Compte tenu de la gêne provoquée chez le baigneur en pleine saison touristique, un certain nombre de mesures de prévention destinées à la réduction du risque, en dehors de l’interdiction de baignades, ont été mises en place portant sur deux aspects :
mesures visant à rompre le cycle du parasite,
mesures visant à protéger les baigneurs.

ACTIONS SUR LE CYCLE DU PARASITE

Bien que le cycle de vie du parasite ait été préalablement décrit, le phénomène est encore mal connu dans son détail ne permettant pas de préciser l’engagement et la portée des actions à mettre en œuvre. Ainsi les zones d’incertitude portent entre autres sur les points suivants :
Influence et particularité de l’écosystème local (présence de roselières…) et de la topographie des plages (fonds vaseux…),
Méconnaissance des conditions de survenue du phénomène (au-delà des effets climatiques),
Méconnaissance de l’évolution du phénomène d’une année sur l’autre.

Les actions concernant les mollusques consistent :
au ramassage manuel ou au filet des escargots par des plongeurs,
à des essais de déstabilisation par chalutage du milieu,
à l’écrasement et au broyage des escargots au moyen d’un véhicule amphibie de hersage.

Les actions concernant les volatiles consistent à des prélèvements d’échantillons destinés à mesurer leur niveau de contamination par le parasite et à des arrêtés municipaux pris par certaines communes relatifs à l’interdiction d’apport de nourriture à la faune sauvage pour éviter la sédentarisation des espèces.

ACTIONS SUR LES BAIGNEURS

Des essais de crèmes protectrices destinées à éviter la pénétration cutanée du parasite ont été conduits sans résultats probants.

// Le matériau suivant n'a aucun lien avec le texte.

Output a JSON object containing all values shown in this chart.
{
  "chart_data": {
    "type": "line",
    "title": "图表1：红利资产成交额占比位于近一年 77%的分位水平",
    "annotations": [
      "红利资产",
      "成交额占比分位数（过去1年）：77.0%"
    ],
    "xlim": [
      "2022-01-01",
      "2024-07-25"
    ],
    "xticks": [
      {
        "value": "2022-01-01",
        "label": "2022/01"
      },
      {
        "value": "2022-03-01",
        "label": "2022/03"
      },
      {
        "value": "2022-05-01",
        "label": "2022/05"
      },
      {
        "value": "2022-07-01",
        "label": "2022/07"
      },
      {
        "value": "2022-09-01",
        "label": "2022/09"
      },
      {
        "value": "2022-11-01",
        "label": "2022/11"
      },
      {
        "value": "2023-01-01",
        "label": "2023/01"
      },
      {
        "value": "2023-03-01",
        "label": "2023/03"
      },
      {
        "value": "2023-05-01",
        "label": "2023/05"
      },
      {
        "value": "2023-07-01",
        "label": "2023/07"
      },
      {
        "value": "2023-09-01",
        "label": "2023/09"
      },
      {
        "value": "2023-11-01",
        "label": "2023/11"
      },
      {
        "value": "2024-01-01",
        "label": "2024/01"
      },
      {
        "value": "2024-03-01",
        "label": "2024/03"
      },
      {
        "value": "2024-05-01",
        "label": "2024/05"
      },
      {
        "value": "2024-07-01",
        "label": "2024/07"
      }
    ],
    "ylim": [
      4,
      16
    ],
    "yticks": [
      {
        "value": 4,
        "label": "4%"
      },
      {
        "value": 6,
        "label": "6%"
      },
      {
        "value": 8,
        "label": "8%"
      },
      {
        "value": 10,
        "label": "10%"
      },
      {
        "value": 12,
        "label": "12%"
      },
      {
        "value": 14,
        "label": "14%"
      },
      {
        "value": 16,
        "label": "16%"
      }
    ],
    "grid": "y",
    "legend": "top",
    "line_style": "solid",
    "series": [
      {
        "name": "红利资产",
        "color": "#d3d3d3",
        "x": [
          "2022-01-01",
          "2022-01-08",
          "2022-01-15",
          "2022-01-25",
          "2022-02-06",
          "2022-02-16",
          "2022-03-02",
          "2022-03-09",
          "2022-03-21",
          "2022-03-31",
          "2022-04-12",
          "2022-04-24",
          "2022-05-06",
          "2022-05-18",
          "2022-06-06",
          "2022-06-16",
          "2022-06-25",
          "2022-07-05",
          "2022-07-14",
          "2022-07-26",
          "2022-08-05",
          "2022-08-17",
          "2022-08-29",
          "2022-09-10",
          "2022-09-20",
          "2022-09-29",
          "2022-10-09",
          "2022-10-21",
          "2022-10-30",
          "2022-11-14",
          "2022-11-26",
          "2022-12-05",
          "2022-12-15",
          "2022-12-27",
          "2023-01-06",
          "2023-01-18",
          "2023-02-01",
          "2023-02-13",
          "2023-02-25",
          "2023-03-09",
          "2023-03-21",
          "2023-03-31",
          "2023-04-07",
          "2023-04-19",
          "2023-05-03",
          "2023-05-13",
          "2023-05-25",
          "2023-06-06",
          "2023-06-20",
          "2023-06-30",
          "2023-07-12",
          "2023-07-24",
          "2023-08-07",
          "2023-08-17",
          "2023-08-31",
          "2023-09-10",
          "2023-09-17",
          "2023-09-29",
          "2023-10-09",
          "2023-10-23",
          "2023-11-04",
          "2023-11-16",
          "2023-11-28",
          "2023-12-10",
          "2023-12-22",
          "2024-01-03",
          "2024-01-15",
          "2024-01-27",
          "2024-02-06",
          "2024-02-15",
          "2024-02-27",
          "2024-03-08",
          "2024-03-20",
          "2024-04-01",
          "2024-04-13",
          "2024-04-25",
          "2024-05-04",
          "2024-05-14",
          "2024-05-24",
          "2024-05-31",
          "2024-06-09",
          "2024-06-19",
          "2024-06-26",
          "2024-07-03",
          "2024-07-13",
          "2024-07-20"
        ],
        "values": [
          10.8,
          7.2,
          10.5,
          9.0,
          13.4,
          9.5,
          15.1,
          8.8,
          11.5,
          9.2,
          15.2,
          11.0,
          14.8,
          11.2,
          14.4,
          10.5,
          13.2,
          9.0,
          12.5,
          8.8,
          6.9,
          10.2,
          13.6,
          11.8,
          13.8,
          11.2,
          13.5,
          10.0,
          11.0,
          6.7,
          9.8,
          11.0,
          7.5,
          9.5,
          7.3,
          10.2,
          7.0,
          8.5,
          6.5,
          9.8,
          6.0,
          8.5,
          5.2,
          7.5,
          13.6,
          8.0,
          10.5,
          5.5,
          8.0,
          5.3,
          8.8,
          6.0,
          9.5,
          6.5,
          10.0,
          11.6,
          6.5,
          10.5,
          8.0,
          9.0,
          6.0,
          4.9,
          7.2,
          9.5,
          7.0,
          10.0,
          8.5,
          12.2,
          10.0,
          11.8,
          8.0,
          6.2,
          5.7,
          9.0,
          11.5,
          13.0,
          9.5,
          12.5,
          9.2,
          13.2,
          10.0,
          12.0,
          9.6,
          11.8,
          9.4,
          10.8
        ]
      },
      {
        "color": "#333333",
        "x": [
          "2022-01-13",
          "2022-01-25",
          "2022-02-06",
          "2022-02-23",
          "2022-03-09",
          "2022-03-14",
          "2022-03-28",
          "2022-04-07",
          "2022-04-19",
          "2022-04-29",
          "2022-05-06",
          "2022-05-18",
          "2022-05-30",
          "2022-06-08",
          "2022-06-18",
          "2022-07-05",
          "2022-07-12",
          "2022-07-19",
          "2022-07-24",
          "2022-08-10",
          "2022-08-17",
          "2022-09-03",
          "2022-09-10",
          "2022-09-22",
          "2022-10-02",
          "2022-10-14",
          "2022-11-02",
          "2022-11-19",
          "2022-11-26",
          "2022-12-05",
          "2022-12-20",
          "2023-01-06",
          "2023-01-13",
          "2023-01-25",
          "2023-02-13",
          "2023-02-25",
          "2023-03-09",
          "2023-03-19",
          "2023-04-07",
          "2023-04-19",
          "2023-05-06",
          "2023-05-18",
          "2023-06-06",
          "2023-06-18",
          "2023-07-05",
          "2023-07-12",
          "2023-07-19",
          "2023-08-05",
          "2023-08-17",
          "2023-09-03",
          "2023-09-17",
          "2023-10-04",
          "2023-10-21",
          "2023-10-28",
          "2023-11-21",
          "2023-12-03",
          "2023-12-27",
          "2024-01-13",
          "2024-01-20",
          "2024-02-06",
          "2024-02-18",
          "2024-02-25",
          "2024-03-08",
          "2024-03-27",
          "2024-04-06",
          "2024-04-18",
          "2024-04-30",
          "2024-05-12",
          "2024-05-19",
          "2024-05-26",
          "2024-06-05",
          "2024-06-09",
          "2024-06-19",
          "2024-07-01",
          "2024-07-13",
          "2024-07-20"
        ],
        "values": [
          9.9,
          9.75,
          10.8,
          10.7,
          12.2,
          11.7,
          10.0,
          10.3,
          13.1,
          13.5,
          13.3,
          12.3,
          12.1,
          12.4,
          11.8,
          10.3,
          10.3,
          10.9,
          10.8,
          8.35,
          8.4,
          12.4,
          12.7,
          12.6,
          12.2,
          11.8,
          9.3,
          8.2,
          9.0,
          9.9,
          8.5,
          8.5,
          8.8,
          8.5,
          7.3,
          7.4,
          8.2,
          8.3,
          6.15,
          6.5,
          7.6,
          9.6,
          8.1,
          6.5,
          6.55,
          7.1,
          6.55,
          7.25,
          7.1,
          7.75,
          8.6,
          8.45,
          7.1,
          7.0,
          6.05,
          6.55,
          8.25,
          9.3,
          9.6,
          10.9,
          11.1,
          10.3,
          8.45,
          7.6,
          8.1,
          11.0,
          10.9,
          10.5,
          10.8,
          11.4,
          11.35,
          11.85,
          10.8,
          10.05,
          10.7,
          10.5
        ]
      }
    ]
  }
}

Les actions sur les baigneurs ont consisté essentiellement à assurer le plus largement possible l’information du public sur les actions préventives comme :

  • Préférer la nage en eau profonde,
  • Ne pas séjourner trop longtemps dans l’eau,
  • Respecter les zones délimitées par la baignade,
  • S’essuyer énergiquement dès la sortie de l’eau avant de prendre sa douche,
  • Equiper les plages de points de douches collectives.